Elektrostuhl schrieb:


> Aber es kann doch nicht sein, dass sich nur noch wenige Entwickler/Publisher den Wünschen der Spieler annehmen, die eben nicht nur einfach spielen, um Zeit totzuschlagen.



Warum sollte das nicht sein können? Siehst Du doch, dass sich das für die großen Publisher lohnt, denn genau darum gehts doch: Profitmaximierung. Das geht IMMER zu Lasten der Kundschaft. Für EA und Co. ist es eben sehr vorteilhaft, dass es dem Großteil der Kunden völlig egal ist, ob eine Kuh nach der Anderen gemolken wird. Sieht man aktuell auch wieder bei FIFA 18.. habe vorhin mal die Rezensionen bei Amazon überflogen und die sind größtenteils negativ. Trotzdem super Verkaufszahlen. Und bei FIFA ist das ja nun nicht neu, dass EA eher verschlimmbessert. Die einzig wirksame Alternative wäre verzicht.. aber da drifte ich dann wohl ein wenig in Utopie ab.


----------



## Spiritogre (18. Oktober 2017)

TheQuestionPG schrieb:


> Stimme dir zunächst zu. Aber: Sowie EA ein Unternehmen ist, der Gewinne erwirtschaften möchte, so sind Wir Spieler, die tolle Spiele spielen möchten. Wenn man dann mitbekommt, dass deren Ausrichtung Spiele zum Opfer fallen, auf die man sich freute, dann gibt es halt Unmut.
> Weiterhin: Man kann durchaus ein Unternehmen dafür kritisieren, dass sie alles der Gewinnmaximierung unterordnen. Diese ist nämlich kein göttliches, allem anderen übergeordnetes Ziel, der per se über jegliche Kritik erhaben wäre. Kurz: Man kann "Nimmersatte, die den Hals nicht vollkriegen" für ihren Hunger durchaus kritiseiren, wenn z.B das Produkt Schaden nimmt (für viele hier tut es das wohl) oder wie hier ein ganzes Studio dichtgemacht wird.

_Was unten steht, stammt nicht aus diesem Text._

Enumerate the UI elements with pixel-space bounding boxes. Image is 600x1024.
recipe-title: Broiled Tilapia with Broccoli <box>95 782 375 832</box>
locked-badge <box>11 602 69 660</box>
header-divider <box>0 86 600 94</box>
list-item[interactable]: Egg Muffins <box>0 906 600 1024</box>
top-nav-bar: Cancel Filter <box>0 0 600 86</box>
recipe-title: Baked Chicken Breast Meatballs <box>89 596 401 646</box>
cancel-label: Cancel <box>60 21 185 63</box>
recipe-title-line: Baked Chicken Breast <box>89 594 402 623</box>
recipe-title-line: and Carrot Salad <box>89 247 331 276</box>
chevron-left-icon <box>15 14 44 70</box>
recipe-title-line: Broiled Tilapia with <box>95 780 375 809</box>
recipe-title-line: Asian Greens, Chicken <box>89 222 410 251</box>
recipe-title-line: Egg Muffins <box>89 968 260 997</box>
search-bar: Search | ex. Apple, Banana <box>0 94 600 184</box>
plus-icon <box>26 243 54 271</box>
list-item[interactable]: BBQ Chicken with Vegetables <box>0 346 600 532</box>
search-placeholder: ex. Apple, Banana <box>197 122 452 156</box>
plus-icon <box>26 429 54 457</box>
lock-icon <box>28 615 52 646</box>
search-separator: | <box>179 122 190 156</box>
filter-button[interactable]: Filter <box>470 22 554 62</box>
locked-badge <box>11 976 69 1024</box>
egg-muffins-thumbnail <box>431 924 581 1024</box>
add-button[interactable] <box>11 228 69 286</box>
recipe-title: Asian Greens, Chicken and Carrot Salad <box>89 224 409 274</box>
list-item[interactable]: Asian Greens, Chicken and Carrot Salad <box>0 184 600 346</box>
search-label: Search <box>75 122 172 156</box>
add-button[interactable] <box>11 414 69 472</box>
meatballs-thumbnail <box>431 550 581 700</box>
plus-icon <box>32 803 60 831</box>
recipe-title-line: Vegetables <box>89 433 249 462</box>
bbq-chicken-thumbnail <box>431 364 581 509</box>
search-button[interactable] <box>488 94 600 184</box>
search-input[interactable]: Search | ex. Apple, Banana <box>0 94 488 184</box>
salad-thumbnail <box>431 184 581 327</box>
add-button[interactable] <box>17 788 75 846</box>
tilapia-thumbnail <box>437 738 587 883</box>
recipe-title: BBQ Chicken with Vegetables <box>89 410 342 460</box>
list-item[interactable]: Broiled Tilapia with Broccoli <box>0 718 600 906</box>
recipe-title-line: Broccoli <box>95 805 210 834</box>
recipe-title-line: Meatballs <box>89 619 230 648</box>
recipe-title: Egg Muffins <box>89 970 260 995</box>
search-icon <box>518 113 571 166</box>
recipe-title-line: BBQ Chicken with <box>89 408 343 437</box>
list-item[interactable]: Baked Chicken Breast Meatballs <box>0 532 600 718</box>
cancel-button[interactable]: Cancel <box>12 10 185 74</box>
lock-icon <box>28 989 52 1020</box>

Die Spieler, die sich in Foren aufregen oder sonstwie EA jetzt nicht mehr kaufen sind aber eine uninteressante Menge, die das Mehr durch Online, Mikrotransaktionen etc. nicht ausgleichen können.


----------



## Tariguz (18. Oktober 2017)

Schweine.


----------



## MichaelG (18. Oktober 2017)

Spiritogre schrieb:


> Die Spieler, die sich in Foren aufregen oder sonstwie EA jetzt nicht mehr kaufen sind aber eine uninteressante Menge, die das Mehr durch Online, Mikrotransaktionen etc. nicht ausgleichen können.



Leider bestimmt die neue Form von Gamern den Markt. Die denen selbst 2 Tasten drücken zu schwer ist. Die keine Ausdauer haben etwas zu erkämpfen sondern alles gleich und sofort haben müssen. Und wenn es die Super-Duper-Überwaffe ist für die man sich früher anstrengen mußte. Da bezahlen die zusätzliche Kohle und die Firmen lachen sich krank. 

Die sich auf der einen Seite über die geringe Spieldauer beschweren aber auf der anderen Seite Shortcuts bis zum Erbrechen nutzen. Suche den Widerspruch.


----------



## TheQuestionPG (18. Oktober 2017)

Spiritogre schrieb:


> Die Spieler, die sich in Foren aufregen oder sonstwie EA jetzt nicht mehr kaufen sind aber eine uninteressante Menge, die das Mehr durch Online, Mikrotransaktionen etc. nicht ausgleichen können.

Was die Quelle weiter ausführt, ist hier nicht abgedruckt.